Essa antecipação da glória final brilha com luzes mais intensas no rasto deixado pelos santos, especialmente por aqueles que a Igreja nos apresenta como exemplo de virtudes e oferece à nossa veneração. Alegramo-nos, naturalmente, com o triunfo final desses nossos irmãos e irmãs.
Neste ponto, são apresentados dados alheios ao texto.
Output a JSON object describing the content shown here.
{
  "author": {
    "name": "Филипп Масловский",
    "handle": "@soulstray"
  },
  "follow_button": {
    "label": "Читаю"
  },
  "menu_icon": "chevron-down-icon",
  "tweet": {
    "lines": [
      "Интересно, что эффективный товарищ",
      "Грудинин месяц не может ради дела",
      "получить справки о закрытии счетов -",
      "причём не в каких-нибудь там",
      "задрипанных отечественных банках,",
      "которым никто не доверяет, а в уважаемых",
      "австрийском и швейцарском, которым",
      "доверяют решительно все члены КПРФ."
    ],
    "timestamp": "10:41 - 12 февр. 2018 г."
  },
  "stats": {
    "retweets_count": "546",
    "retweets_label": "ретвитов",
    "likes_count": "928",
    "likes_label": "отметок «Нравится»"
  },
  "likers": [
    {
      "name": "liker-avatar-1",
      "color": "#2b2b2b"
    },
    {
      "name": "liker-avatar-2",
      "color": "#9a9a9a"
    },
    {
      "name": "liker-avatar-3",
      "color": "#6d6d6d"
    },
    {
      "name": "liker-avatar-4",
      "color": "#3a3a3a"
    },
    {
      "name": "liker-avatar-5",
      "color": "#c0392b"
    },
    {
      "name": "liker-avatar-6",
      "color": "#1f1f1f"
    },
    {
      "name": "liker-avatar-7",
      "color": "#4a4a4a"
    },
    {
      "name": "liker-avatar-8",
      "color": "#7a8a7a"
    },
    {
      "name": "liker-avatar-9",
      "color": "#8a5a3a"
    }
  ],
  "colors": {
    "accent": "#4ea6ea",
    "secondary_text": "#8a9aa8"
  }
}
Alegria imensa, que surge particularmente hoje, dia 1 de Maio, pela beatificação do queridíssimo João Paulo II. Embora a grande maioria de vós não tenha podido vir a Roma para participar nesta celebração, todos vos sentis – nos sentimos – espiritualmente muito unidos a esta grande festa de toda a Igreja.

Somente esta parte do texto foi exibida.